Saturday, December 1, 2018

Early publisher's notices of Typee, reprinted in Virginia by Edgar Snowden

Wiley & Putnam's Literary News-Letter (March 1846) page 17
via HathiTrust Digital Library
Shown below, two Virginia items announce the first British and American editions of Melville's Typee. Both notices are naturally favorable, being reprinted from Wiley & Putnam's Literary News-Letter in one column of the Alexandria Gazette and Virginia Advertiser on March 7, 1846; found at GenealogyBank among articles added "within 1 month."

The Gazette was an important Whig newspaper then owned and edited by Edgar Snowden (1810-1875). In the 1844 presidential campaign, Snowden had campaigned hard for Henry Clay, against Gansevoort Melville's man. Polk was now President, but Snowden did not hold it against Gansevoort's literary brother.

Alexandria Gazette and Virginia Advertiser - March 7, 1846
via GenealogyBank
Mr. Murray will bring out simultaneously with the New York edition, a curious and very interesting book, called "Typee; or A Peep at Polynesian Life," being a narrative of a residence at the Marquesas, by Herman Melville, of New York. This is no fiction, but a veritable picture of life among the cannibals, from actual observation; and the narrative is worthy of Robinson Crusoe in style and in interest, with the additional advantage of being a simple record of facts...
... In the “Library of American Books,” a work of great novelty will be immediately issued—simultaneously with its publication by Murray, in London—entitled “TYPEE: a Peep at Polynesian Life; during a Four Months' Residence in a valley of the Marquesas, with notices of the French occupation of Tahiti and the provisional cession of the Sandwich Islands to Lord Paulett. By HERMAN MELVILLE.”
Again, Snowden did not write the friendly notices but only copied them along with other items of "Literary Intelligence" including mentions of "Hood's Serious Poems" and Hawthorne's forthcoming "Mosses from an Old Manse." So far, however, I have not found another verbatim reprinting of the particular news about Herman Melville's first book in the March 1846 number of Wiley & Putnam's Literary News-Letter. Alright, nearly verbatim. In copying the notice of Murray's London edition, the Gazette omitted the interesting reference by the original writer to "the one hundred pages I have read."

Harold W. Hurst calls Edgar Snowden "a serious literary critic" in Alexandria on the Potomac: The Portrait of an Antebellum Community (University Press of America, 1991), page 77:
The Gazette also lent enthusiastic support to the city's artistic and intellectual endeavors.

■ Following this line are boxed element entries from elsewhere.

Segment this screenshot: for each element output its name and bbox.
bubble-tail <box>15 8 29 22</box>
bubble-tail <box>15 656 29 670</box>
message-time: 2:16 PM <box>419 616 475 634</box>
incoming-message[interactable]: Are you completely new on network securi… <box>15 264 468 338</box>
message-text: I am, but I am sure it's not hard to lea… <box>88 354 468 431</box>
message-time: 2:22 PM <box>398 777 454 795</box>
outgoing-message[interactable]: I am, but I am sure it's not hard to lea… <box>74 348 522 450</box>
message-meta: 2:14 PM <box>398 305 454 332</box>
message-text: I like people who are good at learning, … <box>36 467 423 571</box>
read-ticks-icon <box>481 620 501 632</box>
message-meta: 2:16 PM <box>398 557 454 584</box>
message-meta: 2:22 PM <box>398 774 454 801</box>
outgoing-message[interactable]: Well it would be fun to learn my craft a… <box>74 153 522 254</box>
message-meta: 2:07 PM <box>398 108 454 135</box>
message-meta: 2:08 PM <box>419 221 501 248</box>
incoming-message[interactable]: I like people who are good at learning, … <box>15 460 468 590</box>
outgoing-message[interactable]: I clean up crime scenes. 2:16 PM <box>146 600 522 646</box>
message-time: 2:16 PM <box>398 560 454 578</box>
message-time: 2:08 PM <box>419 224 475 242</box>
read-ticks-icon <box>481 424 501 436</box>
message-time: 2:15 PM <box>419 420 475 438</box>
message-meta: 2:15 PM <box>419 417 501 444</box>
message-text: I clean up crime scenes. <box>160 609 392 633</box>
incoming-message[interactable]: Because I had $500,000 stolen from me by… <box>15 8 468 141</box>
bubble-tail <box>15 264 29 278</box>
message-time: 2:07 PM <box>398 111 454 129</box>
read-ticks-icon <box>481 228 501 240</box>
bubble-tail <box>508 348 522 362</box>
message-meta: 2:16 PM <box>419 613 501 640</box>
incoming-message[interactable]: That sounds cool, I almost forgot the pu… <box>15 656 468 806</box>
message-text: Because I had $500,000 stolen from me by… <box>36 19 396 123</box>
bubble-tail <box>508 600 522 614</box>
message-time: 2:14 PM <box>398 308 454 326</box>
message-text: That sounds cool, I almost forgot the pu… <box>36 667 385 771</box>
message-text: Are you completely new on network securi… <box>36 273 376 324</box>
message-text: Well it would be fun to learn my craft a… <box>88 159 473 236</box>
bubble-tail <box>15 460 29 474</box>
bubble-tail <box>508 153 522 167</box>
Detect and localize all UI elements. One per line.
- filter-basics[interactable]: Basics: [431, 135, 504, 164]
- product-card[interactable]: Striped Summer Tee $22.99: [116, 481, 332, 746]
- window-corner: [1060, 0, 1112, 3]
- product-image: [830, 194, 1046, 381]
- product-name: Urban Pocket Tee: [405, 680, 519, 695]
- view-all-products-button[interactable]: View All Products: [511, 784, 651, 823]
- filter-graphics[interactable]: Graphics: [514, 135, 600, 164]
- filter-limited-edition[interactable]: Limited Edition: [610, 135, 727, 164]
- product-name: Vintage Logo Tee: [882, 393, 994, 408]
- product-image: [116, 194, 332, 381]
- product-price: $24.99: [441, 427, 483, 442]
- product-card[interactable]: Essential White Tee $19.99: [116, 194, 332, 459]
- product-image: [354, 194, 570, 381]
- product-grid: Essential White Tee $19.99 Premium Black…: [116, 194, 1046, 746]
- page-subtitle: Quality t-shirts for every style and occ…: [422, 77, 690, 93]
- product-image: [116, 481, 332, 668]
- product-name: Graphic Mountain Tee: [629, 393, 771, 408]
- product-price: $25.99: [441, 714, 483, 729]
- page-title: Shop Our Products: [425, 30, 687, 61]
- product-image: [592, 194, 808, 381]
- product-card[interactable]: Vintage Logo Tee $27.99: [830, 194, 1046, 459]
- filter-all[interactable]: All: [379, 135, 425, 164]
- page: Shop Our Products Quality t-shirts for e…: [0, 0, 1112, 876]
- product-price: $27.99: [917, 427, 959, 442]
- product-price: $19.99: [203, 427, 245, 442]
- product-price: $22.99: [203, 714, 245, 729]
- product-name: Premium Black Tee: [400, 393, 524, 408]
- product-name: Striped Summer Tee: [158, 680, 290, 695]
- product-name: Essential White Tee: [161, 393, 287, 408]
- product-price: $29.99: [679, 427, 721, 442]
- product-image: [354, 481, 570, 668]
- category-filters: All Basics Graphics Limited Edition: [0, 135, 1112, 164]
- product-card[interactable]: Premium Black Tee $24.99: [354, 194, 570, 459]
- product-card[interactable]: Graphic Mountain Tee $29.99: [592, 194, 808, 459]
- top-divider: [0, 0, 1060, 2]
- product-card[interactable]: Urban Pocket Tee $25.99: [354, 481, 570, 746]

No activity at the Library Society or Lyceum was too insignificant to warrant its patronage. The paper's columns carried sermons, poems, book reviews, and drama criticism alongside its lengthy reports of shipping, railroad, and industrial activities. Snowden was, indeed, a serious literary critic who devoted considerable space to reviews of works by Charles Dickens, Washington Irving, Robert Burns and other authors.
The 1954 bio by Carrol H. Quenzel is scarce, but accessible online courtesy of HathiTrust Digital Library.